I'm obviously over-processing the rows being returned from my query, but I don't really understand PHP resources and row counts and arrays.
This is my database call:
$result=mysql_query($query);
if(mysql_num_rows($result)>0){
    header('Content-type: application/json');
    $rows = array();
    while($r = mysql_fetch_assoc($result)){
        $rows[] = array($r);
    }
    echo json_encode($rows);            
};
This is what I'm getting back in my Javascript:
Object {data: Array[23], status: 200, config: Object, statusText: "OK"}
    data: Array[23]
        0:Array[1] <-- superfluous
            0: Object
                Name: "foo"
                Order: "0"
                uID: "1"
        1:Array[1] <-- superfluous
            0: Object
                Name: "bar"
                Order: "1"
                uID: "2"
        ...
There's a superfluous array layer in there.
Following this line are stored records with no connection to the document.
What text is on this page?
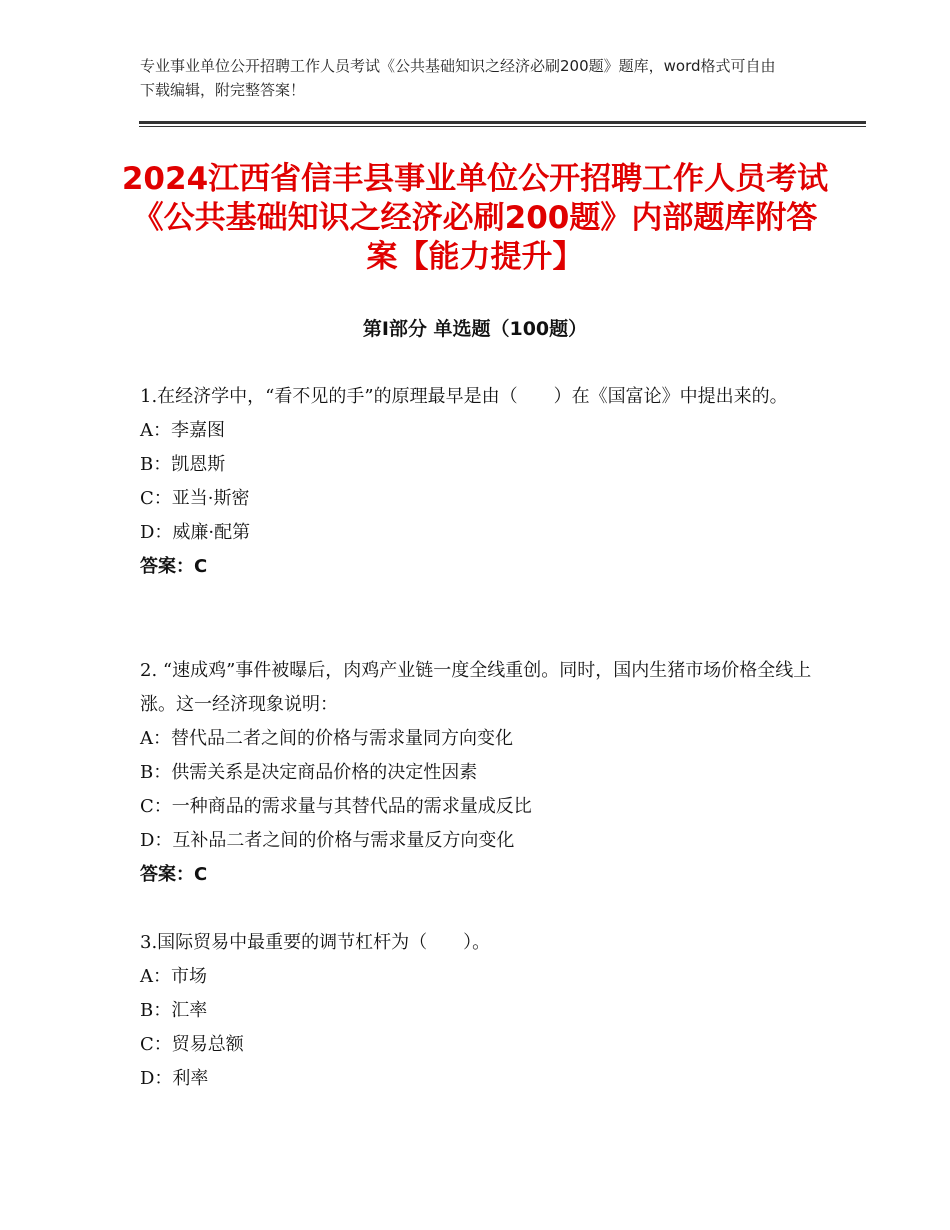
专业事业单位公开招聘工作人员考试《公共基础知识之经济必刷200题》题库，word格式可自由下载编辑，附完整答案！
2024江西省信丰县事业单位公开招聘工作人员考试《公共基础知识之经济必刷200题》内部题库附答案【能力提升】
第Ⅰ部分 单选题（100题）

1.在经济学中，“看不见的手”的原理最早是由（　　）在《国富论》中提出来的。

A：李嘉图

B：凯恩斯

C：亚当·斯密

D：威廉·配第

答案：C

2. “速成鸡”事件被曝后，肉鸡产业链一度全线重创。同时，国内生猪市场价格全线上涨。这一经济现象说明：

A：替代品二者之间的价格与需求量同方向变化

B：供需关系是决定商品价格的决定性因素

C：一种商品的需求量与其替代品的需求量成反比

D：互补品二者之间的价格与需求量反方向变化

答案：C

3.国际贸易中最重要的调节杠杆为（　　）。

A：市场

B：汇率

C：贸易总额

D：利率
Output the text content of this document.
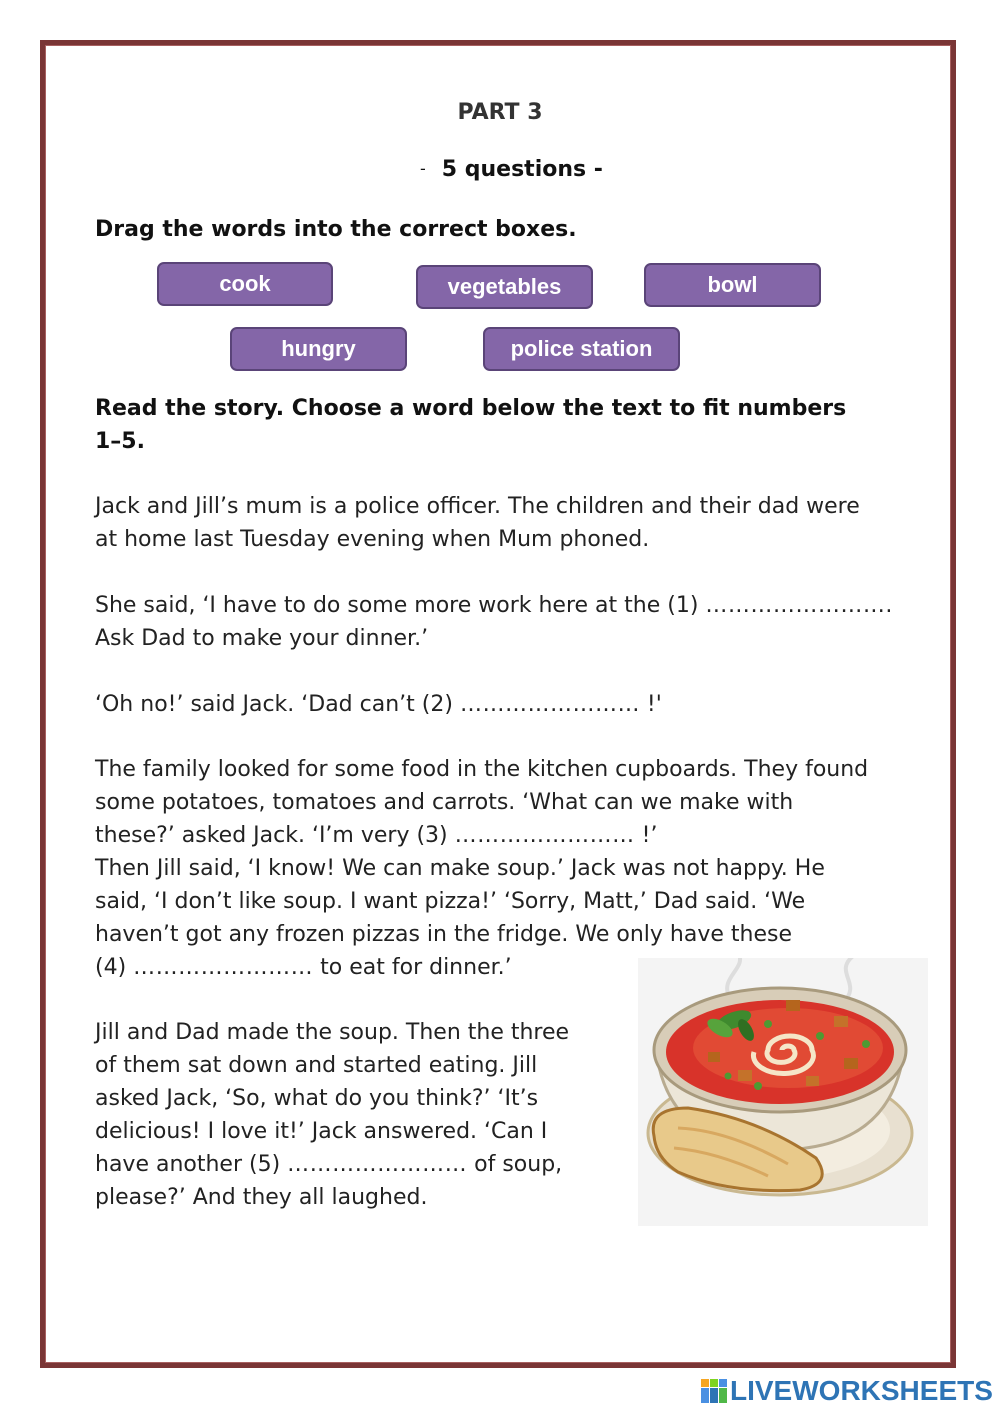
PART 3
- 5 questions -
Drag the words into the correct boxes.
cook	vegetables	bowl
hungry	police station
Read the story. Choose a word below the text to fit numbers
1–5.
Jack and Jill’s mum is a police officer. The children and their dad were
at home last Tuesday evening when Mum phoned.
She said, ‘I have to do some more work here at the (1) …………………….
Ask Dad to make your dinner.’
‘Oh no!’ said Jack. ‘Dad can’t (2) …………………… !'
The family looked for some food in the kitchen cupboards. They found
some potatoes, tomatoes and carrots. ‘What can we make with
these?’ asked Jack. ‘I’m very (3) …………………… !’
Then Jill said, ‘I know! We can make soup.’ Jack was not happy. He
said, ‘I don’t like soup. I want pizza!’ ‘Sorry, Matt,’ Dad said. ‘We
haven’t got any frozen pizzas in the fridge. We only have these
(4) …………………… to eat for dinner.’
Jill and Dad made the soup. Then the three
of them sat down and started eating. Jill
asked Jack, ‘So, what do you think?’ ‘It’s
delicious! I love it!’ Jack answered. ‘Can I
have another (5) …………………… of soup,
please?’ And they all laughed.
LIVEWORKSHEETS
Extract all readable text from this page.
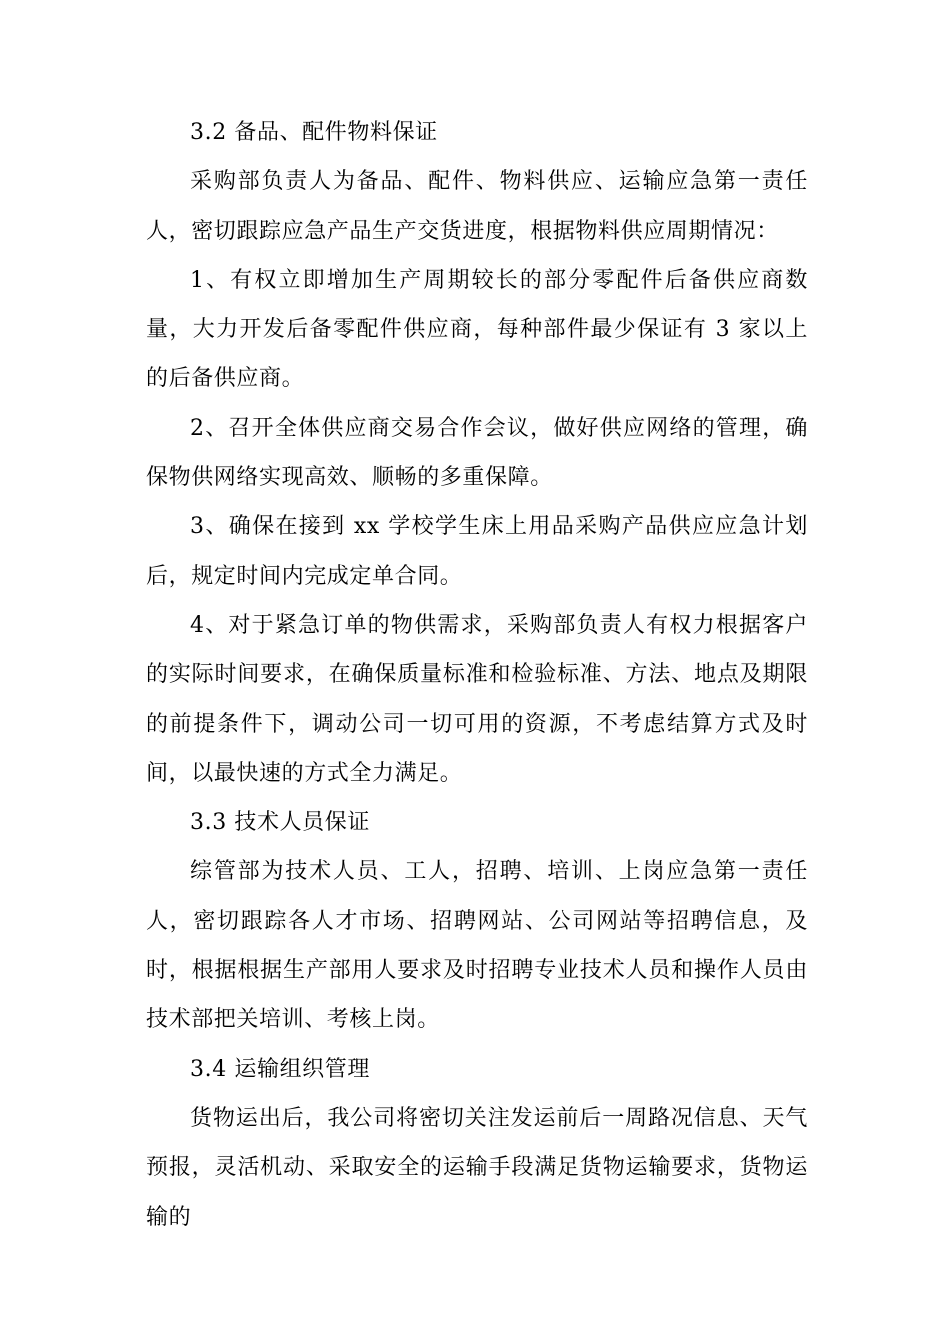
3.2 备品、配件物料保证

采购部负责人为备品、配件、物料供应、运输应急第一责任人，密切跟踪应急产品生产交货进度，根据物料供应周期情况：

1、有权立即增加生产周期较长的部分零配件后备供应商数量，大力开发后备零配件供应商，每种部件最少保证有 3 家以上的后备供应商。

2、召开全体供应商交易合作会议，做好供应网络的管理，确保物供网络实现高效、顺畅的多重保障。

3、确保在接到 xx 学校学生床上用品采购产品供应应急计划后，规定时间内完成定单合同。

4、对于紧急订单的物供需求，采购部负责人有权力根据客户的实际时间要求，在确保质量标准和检验标准、方法、地点及期限的前提条件下，调动公司一切可用的资源，不考虑结算方式及时间，以最快速的方式全力满足。

3.3 技术人员保证

综管部为技术人员、工人，招聘、培训、上岗应急第一责任人，密切跟踪各人才市场、招聘网站、公司网站等招聘信息，及时，根据根据生产部用人要求及时招聘专业技术人员和操作人员由技术部把关培训、考核上岗。

3.4 运输组织管理

货物运出后，我公司将密切关注发运前后一周路况信息、天气预报，灵活机动、采取安全的运输手段满足货物运输要求，货物运输的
It should look like this:
Object {data: Array[23], status: 200, config: Object, statusText: "OK"}
    data: Array[23]
        0:Object
            Name: "foo"
            Order: "0"
            uID: "1"
        1: Object
            Name: "bar"
            Order: "1"
            uID: "2"
        ...
I'm tempted to remove the rows = array() but I don't know how. I don't get how to turn my db rows into an array properly.